现在使用 scipy.stats.lognorm。 fit 像这样:

 形状,位置,比例= stats.lognorm.fit(y,floc = 0)
mu = np.log(scale)
sigma =形状

y_fit = 1 / x * 1 /(sigma * np.sqrt(2 * np.pi ))* np.exp(-(np.log(x)-mu)** 2 /(2 * sigma ** 2))

结果 y_适合看起来像这样:

  2.774453764650559735e-92 
9.215468156399056736e-92
3.066511893903929907e-91
1.0223358843255575e-90
3.371353425505715432e-90
1.107869289600567113e-89
3.632923945686527959e-89
1.186352074527947499e-88
3.843439346384186221e-88
1.241282395050092616e-87
4.012158206798217088e-87
1.283531486148302474e-86
4.102813367932395623e-86
1.306865297124819703e-85
4.149188517768147925e -85
1.309743071360157226e-84
4.121819150664498056e-84
1.289935574540856462e-83
4.028475776631639341e-83
1.251854680594688466e-82
3.876254948575364474e-82
1.194751160823721531e-81
3.669411018320463915e-81
1.122061051084741563e-80
3.418224619543735425e-80
1.037398725542414359e-79
3.134554301786779178e-79
9.436770981828214504e-79
2.828745744939237710e-78
8.447588129217592353e-78
2.512030904806250195195-77
7.4422224614825 58402e-77
2.195666296758331429e-76
1.598228276801569301e-74
4.622033883255558750e-74

显然与原始的 y 值相距很远。

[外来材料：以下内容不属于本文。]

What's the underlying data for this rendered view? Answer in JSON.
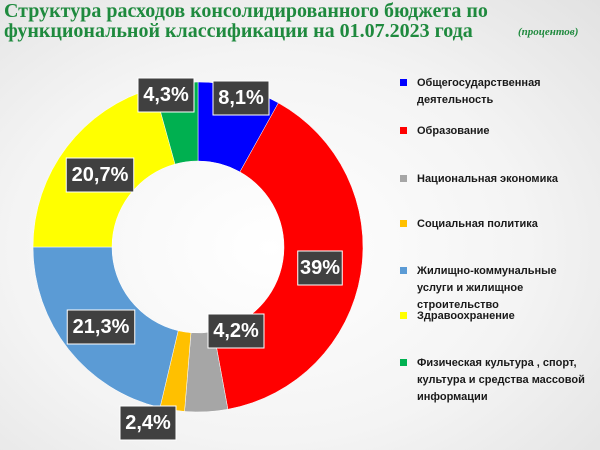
{
  "title": "Структура расходов консолидированного бюджета по функциональной классификации на 01.07.2023 года",
  "units": "(процентов)",
  "chart_data": {
    "type": "donut",
    "title": "Структура расходов консолидированного бюджета по функциональной классификации на 01.07.2023 года",
    "units": "(процентов)",
    "legend_position": "right",
    "slices": [
      {
        "name": "Общегосударственная деятельность",
        "value": 8.1,
        "label": "8,1%",
        "color": "#0000ff"
      },
      {
        "name": "Образование",
        "value": 39,
        "label": "39%",
        "color": "#ff0000"
      },
      {
        "name": "Национальная экономика",
        "value": 4.2,
        "label": "4,2%",
        "color": "#a6a6a6"
      },
      {
        "name": "Социальная политика",
        "value": 2.4,
        "label": "2,4%",
        "color": "#ffc000"
      },
      {
        "name": "Жилищно-коммунальные услуги и жилищное строительство",
        "value": 21.3,
        "label": "21,3%",
        "color": "#5b9bd5"
      },
      {
        "name": "Здравоохранение",
        "value": 20.7,
        "label": "20,7%",
        "color": "#ffff00"
      },
      {
        "name": "Физическая культура , спорт, культура и средства массовой информации",
        "value": 4.3,
        "label": "4,3%",
        "color": "#00b050"
      }
    ]
  }
}
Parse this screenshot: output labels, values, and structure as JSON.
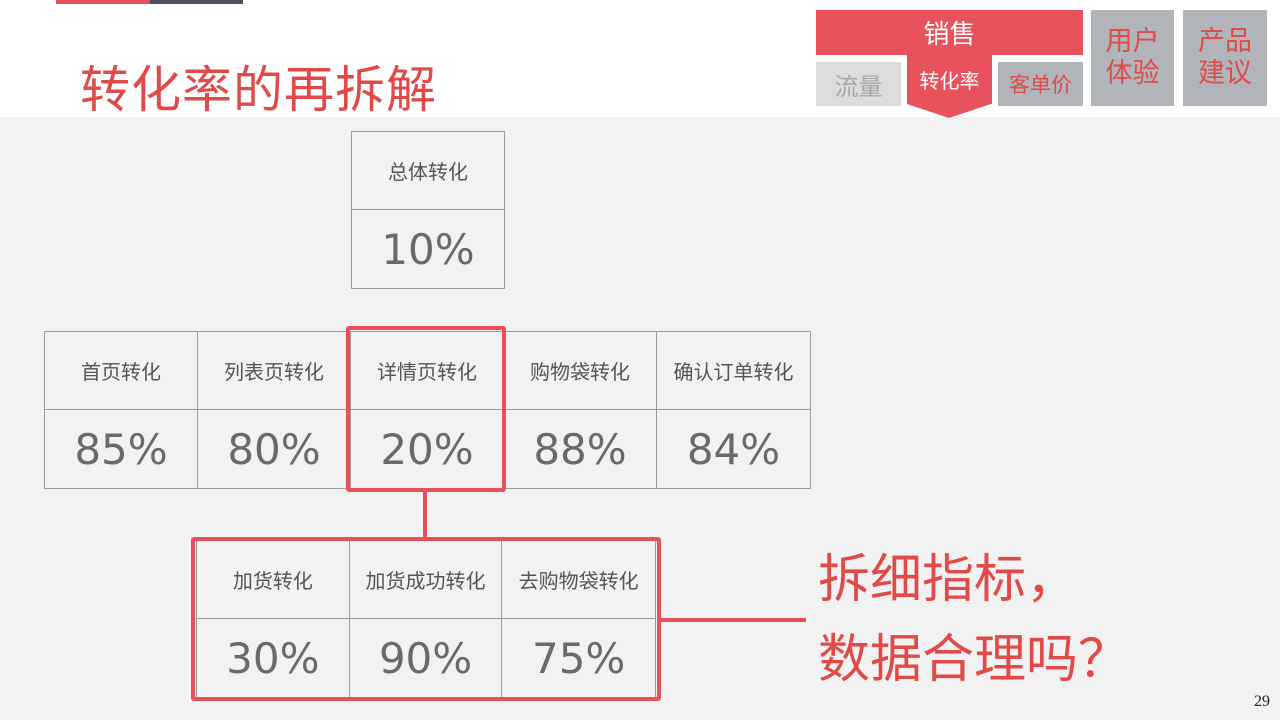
{
  "title": "转化率的再拆解",
  "nav": {
    "sales": "销售",
    "traffic": "流量",
    "conversion": "转化率",
    "aov": "客单价",
    "ux": "用户体验",
    "advice": "产品建议"
  },
  "top": {
    "label": "总体转化",
    "value": "10%"
  },
  "middle": [
    {
      "label": "首页转化",
      "value": "85%"
    },
    {
      "label": "列表页转化",
      "value": "80%"
    },
    {
      "label": "详情页转化",
      "value": "20%"
    },
    {
      "label": "购物袋转化",
      "value": "88%"
    },
    {
      "label": "确认订单转化",
      "value": "84%"
    }
  ],
  "bottom": [
    {
      "label": "加货转化",
      "value": "30%"
    },
    {
      "label": "加货成功转化",
      "value": "90%"
    },
    {
      "label": "去购物袋转化",
      "value": "75%"
    }
  ],
  "note": {
    "line1": "拆细指标，",
    "line2": "数据合理吗？"
  },
  "page_number": "29",
  "colors": {
    "accent": "#e8525d",
    "title": "#e04a48",
    "nav_gray": "#b1b4b9",
    "background": "#f2f2f2"
  }
}
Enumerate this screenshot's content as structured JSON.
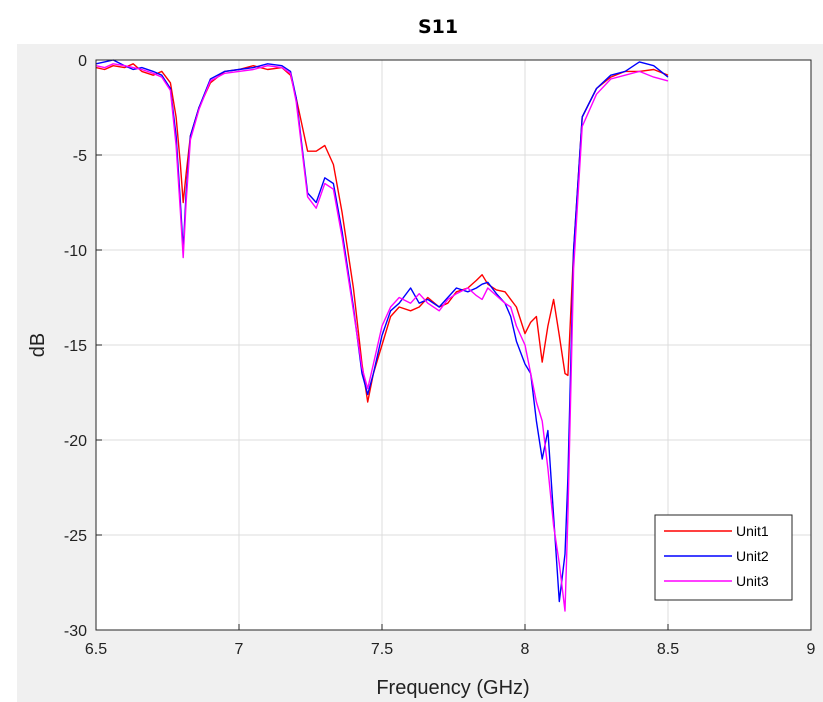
{
  "chart_data": {
    "type": "line",
    "title": "S11",
    "xlabel": "Frequency (GHz)",
    "ylabel": "dB",
    "xlim": [
      6.5,
      9
    ],
    "ylim": [
      -30,
      0
    ],
    "xticks": [
      6.5,
      7,
      7.5,
      8,
      8.5,
      9
    ],
    "xtick_labels": [
      "6.5",
      "7",
      "7.5",
      "8",
      "8.5",
      "9"
    ],
    "yticks": [
      0,
      -5,
      -10,
      -15,
      -20,
      -25,
      -30
    ],
    "ytick_labels": [
      "0",
      "-5",
      "-10",
      "-15",
      "-20",
      "-25",
      "-30"
    ],
    "grid": true,
    "legend_position": "bottom-right",
    "series": [
      {
        "name": "Unit1",
        "color": "#ff0000",
        "x": [
          6.5,
          6.53,
          6.56,
          6.6,
          6.63,
          6.66,
          6.7,
          6.73,
          6.76,
          6.78,
          6.795,
          6.805,
          6.815,
          6.83,
          6.86,
          6.9,
          6.95,
          7.0,
          7.05,
          7.1,
          7.15,
          7.18,
          7.2,
          7.24,
          7.27,
          7.3,
          7.33,
          7.36,
          7.4,
          7.43,
          7.45,
          7.47,
          7.5,
          7.53,
          7.56,
          7.6,
          7.63,
          7.66,
          7.7,
          7.73,
          7.76,
          7.8,
          7.83,
          7.85,
          7.87,
          7.9,
          7.93,
          7.95,
          7.97,
          8.0,
          8.02,
          8.04,
          8.06,
          8.08,
          8.1,
          8.12,
          8.14,
          8.15,
          8.17,
          8.2,
          8.25,
          8.3,
          8.35,
          8.4,
          8.45,
          8.5
        ],
        "y": [
          -0.4,
          -0.5,
          -0.3,
          -0.4,
          -0.2,
          -0.6,
          -0.8,
          -0.6,
          -1.2,
          -3.0,
          -5.5,
          -7.5,
          -6.0,
          -4.0,
          -2.5,
          -1.2,
          -0.6,
          -0.5,
          -0.3,
          -0.5,
          -0.4,
          -0.8,
          -2.0,
          -4.8,
          -4.8,
          -4.5,
          -5.5,
          -8.0,
          -12.0,
          -16.0,
          -18.0,
          -16.5,
          -15.0,
          -13.5,
          -13.0,
          -13.2,
          -13.0,
          -12.5,
          -13.0,
          -12.8,
          -12.2,
          -12.0,
          -11.6,
          -11.3,
          -11.8,
          -12.1,
          -12.2,
          -12.6,
          -13.0,
          -14.4,
          -13.8,
          -13.5,
          -15.9,
          -14.0,
          -12.6,
          -14.5,
          -16.5,
          -16.6,
          -10.0,
          -3.0,
          -1.5,
          -0.9,
          -0.6,
          -0.6,
          -0.5,
          -0.8
        ]
      },
      {
        "name": "Unit2",
        "color": "#0000ff",
        "x": [
          6.5,
          6.53,
          6.56,
          6.6,
          6.63,
          6.66,
          6.7,
          6.73,
          6.76,
          6.78,
          6.795,
          6.805,
          6.815,
          6.83,
          6.86,
          6.9,
          6.95,
          7.0,
          7.05,
          7.1,
          7.15,
          7.18,
          7.2,
          7.24,
          7.27,
          7.3,
          7.33,
          7.36,
          7.4,
          7.43,
          7.45,
          7.47,
          7.5,
          7.53,
          7.56,
          7.6,
          7.63,
          7.66,
          7.7,
          7.73,
          7.76,
          7.8,
          7.83,
          7.85,
          7.87,
          7.9,
          7.93,
          7.95,
          7.97,
          8.0,
          8.02,
          8.04,
          8.06,
          8.08,
          8.1,
          8.12,
          8.14,
          8.15,
          8.17,
          8.2,
          8.25,
          8.3,
          8.35,
          8.4,
          8.45,
          8.5
        ],
        "y": [
          -0.2,
          -0.1,
          0.0,
          -0.3,
          -0.5,
          -0.4,
          -0.6,
          -0.8,
          -1.5,
          -4.0,
          -7.5,
          -10.0,
          -7.0,
          -4.0,
          -2.5,
          -1.0,
          -0.6,
          -0.5,
          -0.4,
          -0.2,
          -0.3,
          -0.6,
          -2.0,
          -7.0,
          -7.5,
          -6.2,
          -6.5,
          -9.0,
          -13.0,
          -16.5,
          -17.6,
          -16.5,
          -14.5,
          -13.2,
          -12.8,
          -12.0,
          -12.8,
          -12.6,
          -13.0,
          -12.5,
          -12.0,
          -12.2,
          -12.0,
          -11.8,
          -11.7,
          -12.3,
          -12.8,
          -13.5,
          -14.8,
          -16.0,
          -16.5,
          -19.0,
          -21.0,
          -19.5,
          -24.0,
          -28.5,
          -26.0,
          -22.0,
          -10.0,
          -3.0,
          -1.5,
          -0.8,
          -0.6,
          -0.1,
          -0.3,
          -0.9
        ]
      },
      {
        "name": "Unit3",
        "color": "#ff00ff",
        "x": [
          6.5,
          6.53,
          6.56,
          6.6,
          6.63,
          6.66,
          6.7,
          6.73,
          6.76,
          6.78,
          6.795,
          6.805,
          6.815,
          6.83,
          6.86,
          6.9,
          6.95,
          7.0,
          7.05,
          7.1,
          7.15,
          7.18,
          7.2,
          7.24,
          7.27,
          7.3,
          7.33,
          7.36,
          7.4,
          7.43,
          7.45,
          7.47,
          7.5,
          7.53,
          7.56,
          7.6,
          7.63,
          7.66,
          7.7,
          7.73,
          7.76,
          7.8,
          7.83,
          7.85,
          7.87,
          7.9,
          7.93,
          7.95,
          7.97,
          8.0,
          8.02,
          8.04,
          8.06,
          8.08,
          8.1,
          8.12,
          8.14,
          8.15,
          8.17,
          8.2,
          8.25,
          8.3,
          8.35,
          8.4,
          8.45,
          8.5
        ],
        "y": [
          -0.3,
          -0.4,
          -0.2,
          -0.3,
          -0.4,
          -0.5,
          -0.7,
          -0.9,
          -1.6,
          -4.5,
          -8.0,
          -10.4,
          -7.5,
          -4.2,
          -2.6,
          -1.1,
          -0.7,
          -0.6,
          -0.5,
          -0.3,
          -0.4,
          -0.7,
          -2.2,
          -7.2,
          -7.8,
          -6.5,
          -6.8,
          -9.3,
          -13.2,
          -16.2,
          -17.3,
          -16.0,
          -14.0,
          -13.0,
          -12.5,
          -12.8,
          -12.3,
          -12.8,
          -13.2,
          -12.6,
          -12.3,
          -12.0,
          -12.4,
          -12.6,
          -12.0,
          -12.4,
          -12.8,
          -13.0,
          -14.0,
          -15.0,
          -16.5,
          -18.0,
          -19.0,
          -21.5,
          -24.5,
          -26.5,
          -29.0,
          -24.0,
          -11.0,
          -3.5,
          -1.8,
          -1.0,
          -0.8,
          -0.6,
          -0.9,
          -1.1
        ]
      }
    ]
  }
}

我确实意识到我根本没有使用初始的 x 值。因此,我认为我需要以某种方式转移(也许还可以缩放)所得的分布。



但是,我无法全神贯注地执行此操作。如何正确适应Python中的对数正态分布?

解决方案

它与 curve_fit (如果您缩放数据)。不过,我不确定缩放和重新缩放是否有意义。 (



无论如何,看起来功能并不是真的。


I want to fit the log-normal parameters mu and sigma to an existing (measured) log-normal distribution.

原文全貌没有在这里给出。